Twitter is implemented with Ruby and Ruby-on-Rails, and suffers from a serious design issue that can also bottleneck ColdFusion projects, especially those developed using similar framework systems like Reactor and Model-Glue.
What’s the problem? Here’s the excerpt that started it all from the interview with Twitter Developer Alex Payne, “The common wisdom in the Rails community at this time is that scaling Rails is a matter of cost: just throw more CPUs at it. The problem is that more instances of Rails means more requests to your database. At this point in time there’s no facility in Rails to talk to more than one database at a time.”
Translated into ColdFusion terms, the framework out of the box wants a single DSN defined that it uses for all of the objects/tables in the system. This means that all requests must be, by definition, routed to the same database server. And in Twitter’s case, that server is getting overloaded with requests.
Compare that to the common ColdFusion practice (or at least, my common practice) of always setting up multiple client databases, even when initially they all reside on a single server. I typically create distinct databases, and distinct DSNs, for cfclient, membership, orders, content, and logging. Sometimes I have even more.
While the separation may cause the occasional logistical problem, I find that the peace of mind I and my clients get to be well worth the price. If a site “hits” and I need to scale, I can immediately pull the logging or content databases off onto their own servers with no impact to the existing code, simply by moving the data and changing the database DSN in the ColdFusion administrator.

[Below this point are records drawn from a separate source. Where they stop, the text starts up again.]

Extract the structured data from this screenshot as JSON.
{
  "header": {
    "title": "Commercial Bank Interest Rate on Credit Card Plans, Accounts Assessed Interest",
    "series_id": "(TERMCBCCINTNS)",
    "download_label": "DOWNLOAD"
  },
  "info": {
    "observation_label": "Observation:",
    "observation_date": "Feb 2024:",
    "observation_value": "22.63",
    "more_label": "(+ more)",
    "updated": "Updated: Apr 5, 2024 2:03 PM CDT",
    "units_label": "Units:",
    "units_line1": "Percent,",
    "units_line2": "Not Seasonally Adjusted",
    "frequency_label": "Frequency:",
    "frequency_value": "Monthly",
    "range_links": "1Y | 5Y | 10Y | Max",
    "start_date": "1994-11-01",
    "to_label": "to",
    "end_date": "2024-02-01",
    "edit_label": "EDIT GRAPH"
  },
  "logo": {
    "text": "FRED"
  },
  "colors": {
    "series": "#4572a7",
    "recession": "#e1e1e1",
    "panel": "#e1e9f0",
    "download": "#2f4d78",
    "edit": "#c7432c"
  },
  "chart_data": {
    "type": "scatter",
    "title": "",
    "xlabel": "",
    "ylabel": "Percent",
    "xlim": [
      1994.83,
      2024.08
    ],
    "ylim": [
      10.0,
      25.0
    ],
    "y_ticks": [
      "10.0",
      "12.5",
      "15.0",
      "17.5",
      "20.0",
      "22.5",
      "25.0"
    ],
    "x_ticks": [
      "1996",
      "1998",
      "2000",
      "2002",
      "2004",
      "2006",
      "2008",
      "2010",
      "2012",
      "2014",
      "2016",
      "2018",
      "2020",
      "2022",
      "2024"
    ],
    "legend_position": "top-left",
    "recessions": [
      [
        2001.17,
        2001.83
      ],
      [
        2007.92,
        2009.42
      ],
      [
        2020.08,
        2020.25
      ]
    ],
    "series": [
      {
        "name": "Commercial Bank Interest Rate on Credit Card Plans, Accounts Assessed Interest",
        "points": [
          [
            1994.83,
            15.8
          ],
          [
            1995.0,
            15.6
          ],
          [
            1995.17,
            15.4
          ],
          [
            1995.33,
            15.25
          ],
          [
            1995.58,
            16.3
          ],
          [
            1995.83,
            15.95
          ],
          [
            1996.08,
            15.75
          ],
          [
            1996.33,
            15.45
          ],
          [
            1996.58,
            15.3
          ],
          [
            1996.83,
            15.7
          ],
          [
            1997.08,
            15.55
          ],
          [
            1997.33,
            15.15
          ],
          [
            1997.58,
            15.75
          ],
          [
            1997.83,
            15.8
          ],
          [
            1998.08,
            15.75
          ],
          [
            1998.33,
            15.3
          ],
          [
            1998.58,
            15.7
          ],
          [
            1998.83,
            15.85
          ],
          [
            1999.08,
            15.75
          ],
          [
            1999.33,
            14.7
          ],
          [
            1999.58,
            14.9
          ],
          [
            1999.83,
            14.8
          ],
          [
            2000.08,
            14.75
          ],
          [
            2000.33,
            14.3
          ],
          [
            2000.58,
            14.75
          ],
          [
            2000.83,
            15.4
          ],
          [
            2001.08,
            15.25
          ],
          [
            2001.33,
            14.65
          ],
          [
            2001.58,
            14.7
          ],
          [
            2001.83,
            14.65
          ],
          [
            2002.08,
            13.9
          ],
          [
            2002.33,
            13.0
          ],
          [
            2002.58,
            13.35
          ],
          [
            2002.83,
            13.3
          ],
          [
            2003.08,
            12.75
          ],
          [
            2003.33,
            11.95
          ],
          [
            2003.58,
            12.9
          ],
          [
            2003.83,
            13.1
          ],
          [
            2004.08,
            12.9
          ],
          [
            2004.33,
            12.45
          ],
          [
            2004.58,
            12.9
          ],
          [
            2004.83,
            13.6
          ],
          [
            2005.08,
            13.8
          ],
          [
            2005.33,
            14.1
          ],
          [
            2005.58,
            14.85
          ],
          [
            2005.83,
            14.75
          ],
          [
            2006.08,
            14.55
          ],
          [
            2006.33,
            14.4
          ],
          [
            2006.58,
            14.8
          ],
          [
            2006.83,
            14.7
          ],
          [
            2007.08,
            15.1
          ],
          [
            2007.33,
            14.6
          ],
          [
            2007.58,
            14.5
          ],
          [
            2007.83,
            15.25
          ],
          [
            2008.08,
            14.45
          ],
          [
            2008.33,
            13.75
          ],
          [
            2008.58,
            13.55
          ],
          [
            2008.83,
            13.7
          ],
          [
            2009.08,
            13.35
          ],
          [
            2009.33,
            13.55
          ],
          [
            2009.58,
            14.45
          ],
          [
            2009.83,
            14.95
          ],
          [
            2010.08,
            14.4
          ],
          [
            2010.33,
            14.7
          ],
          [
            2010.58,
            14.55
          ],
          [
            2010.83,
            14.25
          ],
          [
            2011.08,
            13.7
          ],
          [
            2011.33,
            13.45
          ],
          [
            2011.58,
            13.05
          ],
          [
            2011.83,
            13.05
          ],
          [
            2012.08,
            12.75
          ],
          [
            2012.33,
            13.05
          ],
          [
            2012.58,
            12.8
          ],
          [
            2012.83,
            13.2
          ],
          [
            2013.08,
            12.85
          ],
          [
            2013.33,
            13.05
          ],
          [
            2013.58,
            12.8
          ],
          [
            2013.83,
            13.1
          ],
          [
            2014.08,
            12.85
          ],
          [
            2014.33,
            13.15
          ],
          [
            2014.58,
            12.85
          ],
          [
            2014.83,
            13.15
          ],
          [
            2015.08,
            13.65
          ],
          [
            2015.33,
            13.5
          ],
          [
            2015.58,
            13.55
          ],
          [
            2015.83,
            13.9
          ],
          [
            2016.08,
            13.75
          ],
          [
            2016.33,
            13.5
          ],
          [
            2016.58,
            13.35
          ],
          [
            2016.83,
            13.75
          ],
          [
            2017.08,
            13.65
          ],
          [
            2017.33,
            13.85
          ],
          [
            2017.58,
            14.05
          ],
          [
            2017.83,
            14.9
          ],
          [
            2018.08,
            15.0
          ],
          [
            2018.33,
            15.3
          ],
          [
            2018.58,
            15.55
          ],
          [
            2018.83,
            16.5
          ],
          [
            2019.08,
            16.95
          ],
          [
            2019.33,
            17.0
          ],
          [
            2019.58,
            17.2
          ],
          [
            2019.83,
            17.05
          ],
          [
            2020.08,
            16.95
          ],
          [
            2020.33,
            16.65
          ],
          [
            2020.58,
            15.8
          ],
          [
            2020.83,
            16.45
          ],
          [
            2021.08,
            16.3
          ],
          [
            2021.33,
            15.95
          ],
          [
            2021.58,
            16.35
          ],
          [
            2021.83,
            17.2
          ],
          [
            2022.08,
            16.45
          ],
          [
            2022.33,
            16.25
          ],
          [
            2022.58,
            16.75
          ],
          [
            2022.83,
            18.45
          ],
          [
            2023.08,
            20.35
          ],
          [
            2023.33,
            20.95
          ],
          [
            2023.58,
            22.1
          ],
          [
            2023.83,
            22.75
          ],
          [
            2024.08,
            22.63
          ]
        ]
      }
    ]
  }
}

So what’s the connection to ColdFusion?
Unfortunately, some CRUD (create, read, update, delete) systems like Reactor andTransfer assume that there’s only one DSN in the configuraton file, or one datasource file. As such, in a typical installation the objects created can only talk to a single database, putting us into the same situation as Twitter and its Ruby-on-Rails stack.
One solution with Reactor is to create multiple reactor factories. So in one case you’d call “application.contentFactory” to get an object and in another you’d call “application.loggingFactory”. While feasible, from my perspective this solution is less than optimal, since your code has to now know what data resides where, and which factory to call to get it. Move a table, and you need to dig through your code changing factory references.
And one company I consulted with was distinctly database-happy. To use Reactor there I would have needed to create and manage 47 different factories connecting to 47 different SQL Server databases, almost mandating a Reactor factory-factory. Messy.
Further, event-driven MVC frameworks like Model-Glue often use an ORM adaptor that returns a reference to the currently defined ORM factory, again making it difficult to multiple instances of a factory (or multiple databases) in a single application.
What all of this comes down to is knowing the limitations of the tools you use, and in planning for the future. It means doing a proper design and logically splitting up your data before you and your site get crunched and everyone ends up under the gun.
It also means talking to your tool and framework developers, and pushing for changes where they’re needed. After all, you don’t want to be reading a year or so about how your site doesn’t scale.